Willie Anderson had already won the U.S. Open once before, in 1901, making him the first player to claim the championship twice. Born in North Berwick, Scotland, he had emigrated to the United States as a teenager and quickly established himself among the best players in the country. At Baltusrol in 1903, Anderson dominated the first three rounds, building what seemed an insurmountable six-stroke advantage through 54 holes. But championship golf has a way of humbling even the steadiest hands. His final round of 82 on Saturday afternoon was a disaster by any measure, and David Brown's closing 76 pulled the two men level at 307 -- still eight shots clear of everyone else in the field.

Monday's Rainstorm

The playoff could not be held on Sunday.
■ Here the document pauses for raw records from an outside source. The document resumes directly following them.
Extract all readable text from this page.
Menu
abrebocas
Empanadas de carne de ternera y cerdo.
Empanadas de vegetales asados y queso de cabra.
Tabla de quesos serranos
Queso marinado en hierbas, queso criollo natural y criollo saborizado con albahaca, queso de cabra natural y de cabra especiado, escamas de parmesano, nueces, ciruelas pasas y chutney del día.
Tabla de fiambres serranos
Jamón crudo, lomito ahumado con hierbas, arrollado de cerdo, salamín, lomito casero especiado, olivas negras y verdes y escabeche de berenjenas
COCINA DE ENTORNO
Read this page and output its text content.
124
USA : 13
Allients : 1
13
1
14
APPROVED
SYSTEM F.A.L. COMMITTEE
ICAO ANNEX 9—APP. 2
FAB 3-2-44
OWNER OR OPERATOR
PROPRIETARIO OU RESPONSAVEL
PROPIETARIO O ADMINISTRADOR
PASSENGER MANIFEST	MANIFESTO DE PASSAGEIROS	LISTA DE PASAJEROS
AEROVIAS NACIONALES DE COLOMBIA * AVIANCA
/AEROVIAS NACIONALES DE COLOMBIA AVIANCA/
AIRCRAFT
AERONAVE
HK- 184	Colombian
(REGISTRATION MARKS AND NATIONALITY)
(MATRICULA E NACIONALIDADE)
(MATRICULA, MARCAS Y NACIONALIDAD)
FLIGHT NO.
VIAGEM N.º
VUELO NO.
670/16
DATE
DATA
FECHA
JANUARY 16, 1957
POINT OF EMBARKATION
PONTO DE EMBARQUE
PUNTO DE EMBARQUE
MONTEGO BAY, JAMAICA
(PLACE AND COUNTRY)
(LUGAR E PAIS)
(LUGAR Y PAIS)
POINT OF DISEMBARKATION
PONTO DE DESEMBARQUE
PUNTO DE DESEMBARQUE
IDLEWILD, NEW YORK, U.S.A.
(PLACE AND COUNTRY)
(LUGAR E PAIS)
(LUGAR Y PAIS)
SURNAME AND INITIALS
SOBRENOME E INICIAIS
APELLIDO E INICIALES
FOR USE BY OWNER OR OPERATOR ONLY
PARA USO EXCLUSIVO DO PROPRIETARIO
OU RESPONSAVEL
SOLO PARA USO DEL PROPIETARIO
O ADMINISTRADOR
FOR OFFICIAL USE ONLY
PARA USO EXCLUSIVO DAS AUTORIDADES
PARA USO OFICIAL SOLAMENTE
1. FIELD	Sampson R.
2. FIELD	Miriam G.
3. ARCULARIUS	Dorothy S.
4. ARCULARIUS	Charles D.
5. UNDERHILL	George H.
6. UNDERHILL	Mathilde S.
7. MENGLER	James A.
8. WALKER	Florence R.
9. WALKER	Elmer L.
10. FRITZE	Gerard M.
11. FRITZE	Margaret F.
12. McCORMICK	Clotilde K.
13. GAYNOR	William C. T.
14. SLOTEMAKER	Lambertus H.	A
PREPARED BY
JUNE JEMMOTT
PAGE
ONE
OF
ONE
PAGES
Baltusrol's members had reserved the course for their own play, so Anderson and Brown would have to wait until Monday. When they finally teed off, the weather had turned foul -- a heavy rainstorm lashed the course throughout the round. Anderson took a two-stroke lead at the turn, but Brown clawed back to level the match after fourteen holes. Then came the pivotal fifteenth, where Brown's tee shot sailed out of bounds. He carded a seven, yet Anderson three-putted for a six, gaining only a single stroke from his opponent's calamity. Anderson added another stroke at the sixteenth, and both men made fours on the final two holes. Anderson finished at 82, two shots ahead. It was not elegant, but it was enough.

A Record That Would Stand for a Century

Anderson's 1903 victory was the first of three consecutive U.S. Open titles, a feat no golfer has matched since. He won again in 1904 and 1905, giving him four Open championships in total -- a record that stood alone for decades before Bobby Jones, Ben Hogan, and Jack Nicklaus each equaled it. Anderson accomplished all of this before dying at just 31 years old in 1910, a career cut tragically short. The 1903 field also included figures who would shape the game's future in different ways. Donald Ross, who would become one of America's most celebrated golf course architects, posted his best-ever Open finish in fifth place. And Baseball Hall of Famer John Montgomery Ward, trying his hand at competitive golf, finished a distant 56th.

A Course That Vanished

The Old Course at Baltusrol that hosted Anderson's playoff victory no longer exists. It would welcome the U.S. Open once more in 1915, then three years later, renowned architect A.W. Tillinghast was commissioned to redesign the property entirely. He plowed the Old Course under to create Baltusrol's Upper and Lower Courses, both of which went on to host major championships of their own. The Lower Course alone has staged seven U.S. Opens. Where Anderson and Brown once slogged through a rainstorm on a 6,003-yard layout, generations of golfers would later test themselves on Tillinghast's far longer, more demanding designs -- a physical palimpsest where one era of championship golf was literally built atop another.

From the Air

Baltusrol Golf Club sits at 40.70N, 74.33W in Springfield, New Jersey, roughly 20 miles west of Manhattan. From the air, look for the distinctive paired fairways of the Upper and Lower Courses nestled against the Watchung Mountains. Nearest airports include Morristown Municipal (KMMU) to the northwest and Newark Liberty International (KEWR) to the east. Best viewed at 3,000-5,000 feet AGL on approach from the west.